Queria ter uma vitrola. Pena. Não tenho. Prefiro quando a voz da Lady Day vem arranhada pela agulha. Sempre que começo a escutar, penso numa frase que ouvi certa vez: "quando Ella Fitzgerald canta que o homem dela foi embora, você pensa que ele foi à esquina comprar cigarros. Quando Billie Holiday cantava a mesma frase, você podia ver o sujeito fazendo as malas, pegando o carro e indo embora para sempre".

Engraçado. Neste instante um carro passa lá fora. Vai ou volta? Será que eu me importo com isso? Eles se importam?

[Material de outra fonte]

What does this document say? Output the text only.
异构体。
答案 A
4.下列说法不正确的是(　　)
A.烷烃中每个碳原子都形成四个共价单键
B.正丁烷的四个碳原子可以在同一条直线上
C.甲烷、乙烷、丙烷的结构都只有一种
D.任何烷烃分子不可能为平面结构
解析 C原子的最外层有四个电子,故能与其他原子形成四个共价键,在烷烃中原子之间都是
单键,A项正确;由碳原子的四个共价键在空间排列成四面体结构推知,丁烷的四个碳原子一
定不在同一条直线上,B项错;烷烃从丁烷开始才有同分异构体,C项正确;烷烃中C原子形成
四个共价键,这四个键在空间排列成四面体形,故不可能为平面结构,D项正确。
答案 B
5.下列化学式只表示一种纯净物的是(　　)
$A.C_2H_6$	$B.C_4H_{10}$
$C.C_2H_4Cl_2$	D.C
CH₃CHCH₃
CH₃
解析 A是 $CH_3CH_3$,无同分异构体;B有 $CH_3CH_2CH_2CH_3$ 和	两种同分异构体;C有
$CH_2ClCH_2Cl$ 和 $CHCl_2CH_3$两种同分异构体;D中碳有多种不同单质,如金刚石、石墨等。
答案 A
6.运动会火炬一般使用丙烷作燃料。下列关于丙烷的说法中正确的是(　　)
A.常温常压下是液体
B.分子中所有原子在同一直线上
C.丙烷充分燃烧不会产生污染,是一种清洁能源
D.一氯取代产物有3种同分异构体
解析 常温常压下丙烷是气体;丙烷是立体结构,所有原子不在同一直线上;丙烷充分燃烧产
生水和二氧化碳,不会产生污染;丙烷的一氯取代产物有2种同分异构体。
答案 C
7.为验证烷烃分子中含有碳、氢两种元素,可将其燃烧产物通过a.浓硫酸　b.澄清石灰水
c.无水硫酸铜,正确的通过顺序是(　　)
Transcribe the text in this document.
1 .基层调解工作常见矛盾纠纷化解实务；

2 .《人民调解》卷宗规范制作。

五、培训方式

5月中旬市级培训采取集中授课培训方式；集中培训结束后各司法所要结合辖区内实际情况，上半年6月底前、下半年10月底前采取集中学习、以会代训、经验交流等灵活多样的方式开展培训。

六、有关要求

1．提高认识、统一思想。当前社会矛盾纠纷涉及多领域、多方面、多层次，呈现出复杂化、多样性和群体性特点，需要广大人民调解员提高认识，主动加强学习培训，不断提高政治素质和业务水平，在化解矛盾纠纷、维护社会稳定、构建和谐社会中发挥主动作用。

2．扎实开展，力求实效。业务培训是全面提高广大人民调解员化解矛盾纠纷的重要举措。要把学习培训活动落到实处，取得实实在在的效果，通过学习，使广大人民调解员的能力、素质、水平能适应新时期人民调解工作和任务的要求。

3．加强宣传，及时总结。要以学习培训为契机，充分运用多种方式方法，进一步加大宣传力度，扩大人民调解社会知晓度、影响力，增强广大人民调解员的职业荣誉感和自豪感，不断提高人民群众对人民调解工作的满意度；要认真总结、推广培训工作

Não fumo. Não vale a pena sacrificar meu pulmão por essa imagem lúdica. Mas não nego que seria bom ter algo entre o médio e o indicador, olhos fechados, mão seguindo o compasso. “All of meeeeee, why not take aaaaall of me?”. Não quero dormir. “Caaaaaan't you see? I'm no good withooooout you”. Poderia escutar isto pra sempre. “Take my liiiips, I want to loooooose them”. Apago a luz. “Take my aaaarms, IIII’ll never uuuuse them”. Só a penumbra que vem de fora e a luz do monitor.

Não tenho vontade de escrever. Não tenho nem vontade de pensar.

Sentir, sentir, sentir... Aqui, agora, não é proibido.

Envolvido. Pelo som do quarto, pelo silêncio da noite.
“Why not take aaaaall of me?”

Equilíbrio: o corpo relaxa, descansa, enquanto a cabeça vai longe, passeia por ruas, cidades, pessoas.

Bom. Muito bom.
Simples assim.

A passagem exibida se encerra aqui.